Drunk or high at work: Does it matter which? (or how?)

There’s no shortage of ways employees can get intoxicated — but should the employer’s reaction vary on the substance? 

By Jeffrey R. Smith (jeffrey.r.smith@thomsonreuters.com)

There’s no shortage of ways people can get intoxicated.

Some are legal and easy to get, such as over-the-counter medication and alcohol; some are legal but more strictly regulated, like prescription medication; while some are outright illegal. If someone is intoxicated from one of these substances in circumstances where they shouldn’t be, does it matter what they’re on?

Employers in Canada have been trying to push drug and alcohol testing of employees to be accepted as an appropriate practice at any time. While the decisions of courts have been mixed, employers are usually more able to justify it if there are safety concerns.
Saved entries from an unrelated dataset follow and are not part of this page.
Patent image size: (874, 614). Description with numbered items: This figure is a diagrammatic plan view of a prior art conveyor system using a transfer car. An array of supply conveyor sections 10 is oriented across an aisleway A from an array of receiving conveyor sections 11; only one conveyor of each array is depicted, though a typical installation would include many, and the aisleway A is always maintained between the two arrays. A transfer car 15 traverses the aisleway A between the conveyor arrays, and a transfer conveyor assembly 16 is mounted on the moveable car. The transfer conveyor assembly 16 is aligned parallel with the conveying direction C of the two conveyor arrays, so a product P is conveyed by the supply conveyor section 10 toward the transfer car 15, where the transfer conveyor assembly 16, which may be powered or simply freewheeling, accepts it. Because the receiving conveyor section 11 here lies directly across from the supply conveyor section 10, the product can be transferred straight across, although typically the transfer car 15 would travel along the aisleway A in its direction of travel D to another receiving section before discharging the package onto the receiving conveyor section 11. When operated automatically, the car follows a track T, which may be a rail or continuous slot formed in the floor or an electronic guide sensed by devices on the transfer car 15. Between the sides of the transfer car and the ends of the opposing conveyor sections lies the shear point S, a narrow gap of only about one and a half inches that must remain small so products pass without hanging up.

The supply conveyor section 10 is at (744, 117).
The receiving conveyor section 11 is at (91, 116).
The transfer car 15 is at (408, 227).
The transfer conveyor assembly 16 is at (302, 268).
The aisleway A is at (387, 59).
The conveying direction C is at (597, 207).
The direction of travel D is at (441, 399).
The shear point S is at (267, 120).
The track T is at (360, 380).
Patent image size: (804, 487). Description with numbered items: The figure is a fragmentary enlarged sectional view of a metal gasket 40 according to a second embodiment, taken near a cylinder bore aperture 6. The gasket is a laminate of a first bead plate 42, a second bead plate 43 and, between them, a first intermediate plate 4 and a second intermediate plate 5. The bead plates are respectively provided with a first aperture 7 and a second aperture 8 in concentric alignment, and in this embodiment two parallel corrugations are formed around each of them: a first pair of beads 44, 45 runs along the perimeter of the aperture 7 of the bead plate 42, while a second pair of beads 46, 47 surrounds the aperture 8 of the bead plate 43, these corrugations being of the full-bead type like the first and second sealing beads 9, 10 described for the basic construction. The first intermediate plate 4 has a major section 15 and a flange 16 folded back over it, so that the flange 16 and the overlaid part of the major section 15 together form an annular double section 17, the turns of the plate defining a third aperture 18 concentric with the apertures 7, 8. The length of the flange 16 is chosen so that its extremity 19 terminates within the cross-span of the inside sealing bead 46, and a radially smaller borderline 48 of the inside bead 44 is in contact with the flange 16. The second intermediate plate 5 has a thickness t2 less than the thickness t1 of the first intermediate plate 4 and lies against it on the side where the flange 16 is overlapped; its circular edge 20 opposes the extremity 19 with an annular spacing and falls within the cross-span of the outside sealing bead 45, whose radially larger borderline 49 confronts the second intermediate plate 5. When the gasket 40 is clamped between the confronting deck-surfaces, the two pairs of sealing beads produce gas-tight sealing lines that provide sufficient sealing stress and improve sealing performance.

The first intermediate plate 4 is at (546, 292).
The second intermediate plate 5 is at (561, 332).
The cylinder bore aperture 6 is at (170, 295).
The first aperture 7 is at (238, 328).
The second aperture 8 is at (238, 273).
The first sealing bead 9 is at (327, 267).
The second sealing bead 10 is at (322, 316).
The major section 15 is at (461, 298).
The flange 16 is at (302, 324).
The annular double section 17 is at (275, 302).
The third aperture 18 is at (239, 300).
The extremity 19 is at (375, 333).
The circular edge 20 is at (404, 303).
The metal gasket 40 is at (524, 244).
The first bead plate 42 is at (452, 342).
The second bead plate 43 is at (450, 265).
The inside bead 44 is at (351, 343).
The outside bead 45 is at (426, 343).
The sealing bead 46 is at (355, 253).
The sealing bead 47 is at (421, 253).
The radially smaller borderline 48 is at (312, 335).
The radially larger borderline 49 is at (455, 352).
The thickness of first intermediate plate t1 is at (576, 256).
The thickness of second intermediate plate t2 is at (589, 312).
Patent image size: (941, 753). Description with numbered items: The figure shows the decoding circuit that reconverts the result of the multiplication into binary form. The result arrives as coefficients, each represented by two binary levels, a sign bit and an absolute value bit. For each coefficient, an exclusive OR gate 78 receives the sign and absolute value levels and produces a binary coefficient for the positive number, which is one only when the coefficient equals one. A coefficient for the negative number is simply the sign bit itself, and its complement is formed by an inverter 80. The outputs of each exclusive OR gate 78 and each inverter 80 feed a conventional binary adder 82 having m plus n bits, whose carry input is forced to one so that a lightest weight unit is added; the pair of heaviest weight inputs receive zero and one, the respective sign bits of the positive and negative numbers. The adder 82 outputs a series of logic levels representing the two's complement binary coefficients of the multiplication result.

These safety concerns stem from the affects intoxicants have on someone’s functional abilities. If someone is operating heavy machinery or piloting an airplane, any level of intoxication is going to cause a safety hazard.

Even if there isn’t a safety risk, employers don’t want employees to be intoxicated on the job because it would affect their ability to do their job properly. If productivity is affected, so is the bottom line. So it makes sense that intoxication at work could be grounds for some sort of discipline. Discipline could be more serious if the intoxication is from illegal drugs.
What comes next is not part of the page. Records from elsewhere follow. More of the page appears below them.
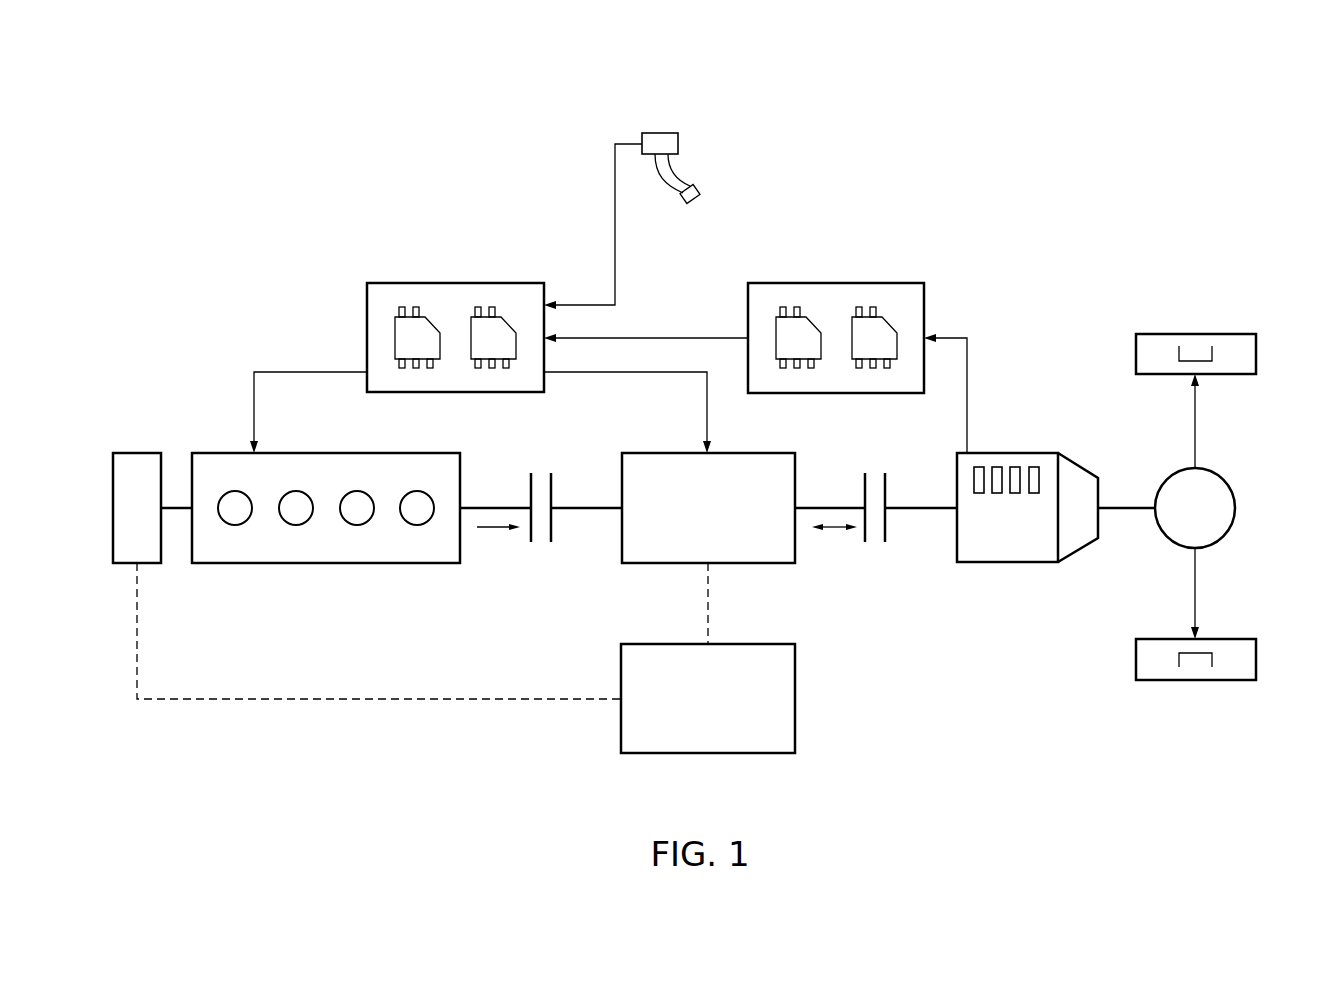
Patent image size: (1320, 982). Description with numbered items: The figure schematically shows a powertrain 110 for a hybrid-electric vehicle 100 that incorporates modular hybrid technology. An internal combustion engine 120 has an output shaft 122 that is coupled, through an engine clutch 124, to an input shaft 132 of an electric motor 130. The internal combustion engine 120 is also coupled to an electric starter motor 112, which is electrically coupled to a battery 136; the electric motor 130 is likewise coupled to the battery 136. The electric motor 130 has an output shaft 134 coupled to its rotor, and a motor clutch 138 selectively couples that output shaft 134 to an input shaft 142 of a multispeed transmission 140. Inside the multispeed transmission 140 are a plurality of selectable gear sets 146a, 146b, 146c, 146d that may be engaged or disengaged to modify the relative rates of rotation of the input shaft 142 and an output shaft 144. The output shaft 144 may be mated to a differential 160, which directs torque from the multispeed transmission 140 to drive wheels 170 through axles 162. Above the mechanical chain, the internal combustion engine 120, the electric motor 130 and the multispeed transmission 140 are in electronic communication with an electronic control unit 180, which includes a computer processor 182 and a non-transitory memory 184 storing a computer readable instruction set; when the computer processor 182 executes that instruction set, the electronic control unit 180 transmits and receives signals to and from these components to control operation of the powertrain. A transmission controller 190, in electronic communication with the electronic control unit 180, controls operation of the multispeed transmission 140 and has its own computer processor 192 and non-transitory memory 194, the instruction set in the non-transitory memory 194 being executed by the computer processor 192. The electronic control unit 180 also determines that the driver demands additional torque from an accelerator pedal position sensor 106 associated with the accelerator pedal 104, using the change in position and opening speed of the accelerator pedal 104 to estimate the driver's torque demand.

The hybrid-electric vehicle 100 is at (972, 174).
The accelerator pedal 104 is at (711, 142).
The accelerator pedal position sensor 106 is at (660, 133).
The powertrain 110 is at (398, 751).
The electric starter motor 112 is at (136, 453).
The internal combustion engine 120 is at (222, 435).
The output shaft 122 is at (490, 508).
The engine clutch 124 is at (551, 478).
The electric motor 130 is at (815, 578).
The input shaft 132 is at (600, 510).
The output shaft 134 is at (825, 508).
The battery 136 is at (795, 697).
The motor clutch 138 is at (885, 478).
The multispeed transmission 140 is at (1009, 585).
The input shaft 142 is at (935, 510).
The output shaft 144 is at (1137, 510).
The selectable gear set 146a is at (979, 467).
The selectable gear set 146b is at (997, 493).
The selectable gear set 146c is at (1033, 467).
The selectable gear set 146d is at (1040, 480).
The differential 160 is at (1235, 508).
The axles 162 is at (1195, 428).
The drive wheels 170 is at (1200, 334).
The electronic control unit 180 is at (397, 265).
The computer processor 182 is at (410, 307).
The non-transitory memory 184 is at (486, 307).
The transmission controller 190 is at (777, 265).
The computer processor 192 is at (791, 307).
The non-transitory memory 194 is at (867, 307).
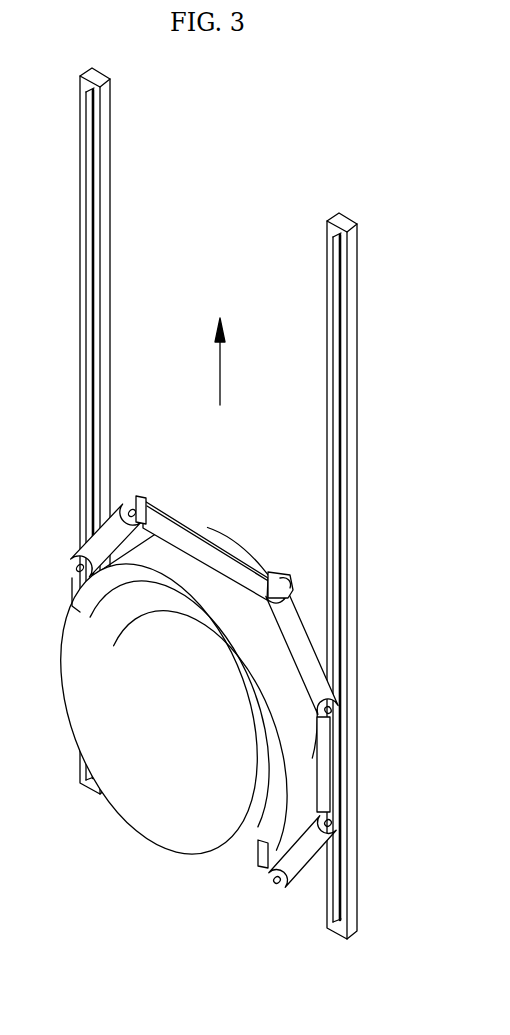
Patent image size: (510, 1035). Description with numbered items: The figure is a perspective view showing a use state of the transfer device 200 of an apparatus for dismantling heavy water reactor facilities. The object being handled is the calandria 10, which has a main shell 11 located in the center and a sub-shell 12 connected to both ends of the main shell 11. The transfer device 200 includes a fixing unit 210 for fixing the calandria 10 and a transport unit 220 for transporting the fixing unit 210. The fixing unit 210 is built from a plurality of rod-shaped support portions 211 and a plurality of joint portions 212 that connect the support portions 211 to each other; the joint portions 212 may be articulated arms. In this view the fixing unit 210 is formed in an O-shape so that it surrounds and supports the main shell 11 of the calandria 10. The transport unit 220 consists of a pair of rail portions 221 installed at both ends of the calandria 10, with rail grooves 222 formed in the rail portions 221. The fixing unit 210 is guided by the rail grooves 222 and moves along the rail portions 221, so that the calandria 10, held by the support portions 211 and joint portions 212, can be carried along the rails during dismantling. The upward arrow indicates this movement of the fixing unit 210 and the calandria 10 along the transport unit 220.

The calandria 10 is at (237, 705).
The main shell 11 is at (302, 738).
The sub-shell 12 is at (245, 797).
The transfer device 200 is at (241, 503).
The fixing unit 210 is at (205, 659).
The support portion 211 is at (213, 553).
The joint portion 212 is at (268, 578).
The transport unit 220 is at (269, 503).
The rail portion 221 is at (351, 486).
The rail groove 222 is at (420, 497).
But what if an employee has special permission to have something that’s normally illegal, like medical marijuana? Should the employer treat it as having an illegal drug or more as if the employee is drunk? What about a strong controlled drug the employee has a prescription for, but is using improperly? Is this more serious than drinking alcohol right before going to work? Is possessing drugs the employee has special permission for more serious than have a bottle of booze at work?

Regardless of permission or the legality of an intoxicant, employees shouldn’t knowingly ingest them right before going to or while at work. Should the nature of the intoxicant or whether the employee should have it in her possession matter when considering what discipline to impose?